WebCanon documentation

Policy-aware web retrieval for AI — robots.txt, llms.txt, sitemap.xml, fetching, extraction, and provenance in one layer.

Get started View on GitHub


WebCanon turns a URL into trustworthy, policy-checked, citation-ready context for LLMs. It evaluates robots.txt (RFC 9309), resolves LLM-friendly alternatives via llms.txt (optionally with your own AI), fetches behind an SSRF guard, converts HTML into structured Markdown, and returns full provenance for every retrieved document.

Scope: WebCanon focuses on correct, policy-aware scraping of a given URL. Web search engines are out of scope. Scraping and AI reasoning are injectable. 日本語の概要は README.ja.md を参照してください。

Install

pip install webcanon

Quick start

from webcanon import WebCanon

client = WebCanon()
result = client.retrieve_url("https://example.com/docs/api", ai_reasoning=True)

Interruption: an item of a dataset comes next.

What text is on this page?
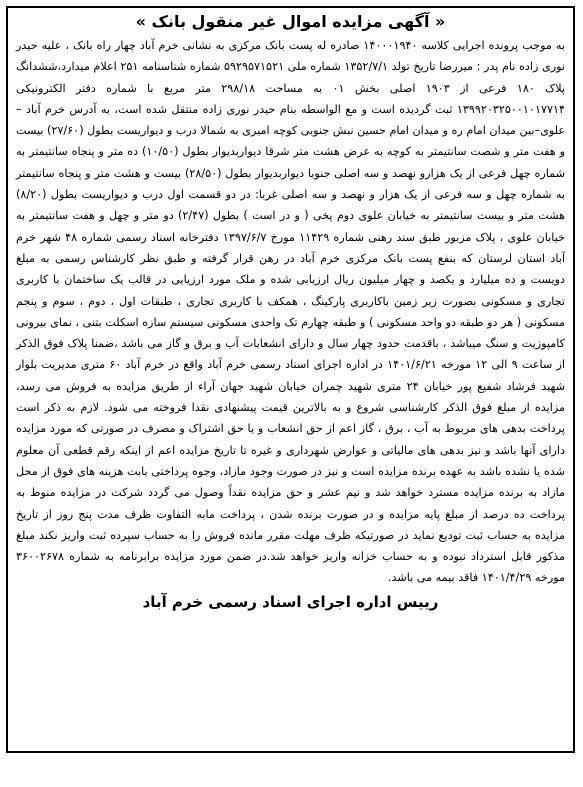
« آگهی مزایده اموال غیر منقول بانک »

به موجب پرونده اجرایی کلاسه ۱۴۰۰۰۱۹۴۰ صادره له پست بانک مرکزی به نشانی خرم آباد چهار راه بانک ، علیه حیدر نوری زاده نام پدر : میررضا تاریخ تولد ۱۳۵۲/۷/۱ شماره ملی ۵۹۲۹۵۷۱۵۲۱ شماره شناسنامه ۲۵۱ اعلام میدارد،ششدانگ پلاک ۱۸۰ فرعی از ۱۹۰۳ اصلی بخش ۰۱ به مساحت ۲۹۸/۱۸ متر مربع با شماره دفتر الکترونیکی ۱۳۹۹۲۰۳۲۵۰۰۱۰۱۷۷۱۴ ثبت گردیده است و مع الواسطه بنام حیدر نوری زاده منتقل شده است، به آدرس خرم آباد –علوی–بین میدان امام ره و میدان امام حسین نبش جنوبی کوچه امیری به شمالا درب و دیواریست بطول (۲۷/۶۰) بیست و هفت متر و شصت سانتیمتر به کوچه به عرض هشت متر شرقا دیواربدیوار بطول (۱۰/۵۰) ده متر و پنجاه سانتیمتر به شماره چهل فرعی از یک هزارو نهصد و سه اصلی جنوبا دیواربدیوار بطول (۲۸/۵۰) بیست و هشت متر و پنجاه سانتیمتر به شماره چهل و سه فرعی از یک هزار و نهصد و سه اصلی غربا: در دو قسمت اول درب و دیواریست بطول (۸/۲۰) هشت متر و بیست سانتیمتر به خیابان علوی دوم پخی ( و در است ) بطول (۲/۴۷) دو متر و چهل و هفت سانتیمتر به خیابان علوی ، پلاک مزبور طبق سند رهنی شماره ۱۱۴۲۹ مورخ ۱۳۹۷/۶/۷ دفترخانه اسناد رسمی شماره ۴۸ شهر خرم آباد استان لرستان که بنفع پست بانک مرکزی خرم آباد در رهن قرار گرفته و طبق نظر کارشناس رسمی به مبلغ دویست و ده میلیارد و یکصد و چهار میلیون ریال ارزیابی شده و ملک مورد ارزیابی در قالب یک ساختمان با کاربری تجاری و مسکونی بصورت زیر زمین باکاربری پارکینگ ، همکف با کاربری تجاری ، طبقات اول ، دوم ، سوم و پنجم مسکونی ( هر دو طبقه دو واحد مسکونی ) و طبقه چهارم تک واحدی مسکونی سیستم سازه اسکلت بتنی ، نمای بیرونی کامپوزیت و سنگ میباشد ، باقدمت حدود چهار سال و دارای انشعابات آب و برق و گاز می باشد ،ضمنا پلاک فوق الذکر از ساعت ۹ الی ۱۲ مورخه ۱۴۰۱/۶/۲۱ در اداره اجرای اسناد رسمی خرم آباد واقع در خرم آباد ۶۰ متری مدیریت بلوار شهید فرشاد شفیع پور خیابان ۲۴ متری شهید چمران خیابان شهید جهان آراء از طریق مزایده به فروش می رسد، مزایده از مبلغ فوق الذکر کارشناسی شروع و به بالاترین قیمت پیشنهادی نقدا فروخته می شود. لازم به ذکر است پرداخت بدهی های مربوط به آب ، برق ، گاز اعم از حق انشعاب و یا حق اشتراک و مصرف در صورتی که مورد مزایده دارای آنها باشد و نیز بدهی های مالیاتی و عوارض شهرداری و غیره تا تاریخ مزایده اعم از اینکه رقم قطعی آن معلوم شده یا نشده باشد به عهده برنده مزایده است و نیز در صورت وجود مازاد، وجوه پرداختی بابت هزینه های فوق از محل مازاد به برنده مزایده مسترد خواهد شد و نیم عشر و حق مزایده نقداً وصول می گردد شرکت در مزایده منوط به پرداخت ده درصد از مبلغ پایه مزایده و در صورت برنده شدن ، پرداخت مابه التفاوت ظرف مدت پنج روز از تاریخ مزایده به حساب ثبت تودیع نماید در صورتیکه ظرف مهلت مقرر مانده فروش را به حساب سپرده ثبت واریز نکند مبلغ مذکور قابل استرداد نبوده و به حساب خزانه واریز خواهد شد.در ضمن مورد مزایده برابرنامه به شماره ۳۶۰۰۲۶۷۸ مورخه ۱۴۰۱/۴/۲۹ فاقد بیمه می باشد.

رییس اداره اجرای اسناد رسمی خرم آباد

print(result.document.markdown)        # extracted Markdown
print(result.policy.robots.verdict)    # e.g. "allowed_implicit"
print(result.provenance.source_hash)   # sha256 of the source body

Documentation

Document Contents
Architecture Pipeline overview, module map, roadmap
Policy model How robots / llms / sitemap authorities differ
robots.txt compliance RFC 9309 parsing & matching rules
llms.txt resolution llms.txt parsing & URL resolution
Extraction quality HTML→Markdown extraction & quality scoring
Customization Injectable fetcher / extractor / AI resolver hooks
AI models Supported model strings per provider (Anthropic / OpenAI / Gemini)
Security SSRF guard, prompt-injection firewall, provenance
AI framework affinity Fit with LangChain/LlamaIndex/MCP
Branching & commits Branch model, Conventional Commits, versioning
Publishing Step-by-step PyPI release procedure

The retrieval constitution

  1. Search results are leads, not sources.
  2. robots.txt is evaluated before fetch.
  3. llms.txt can guide retrieval, not override policy.
  4. Every transformed document must retain provenance.
  5. Web content is untrusted input.
  6. Markdown is an interface, not the source of truth.
  7. Extraction quality must be measurable.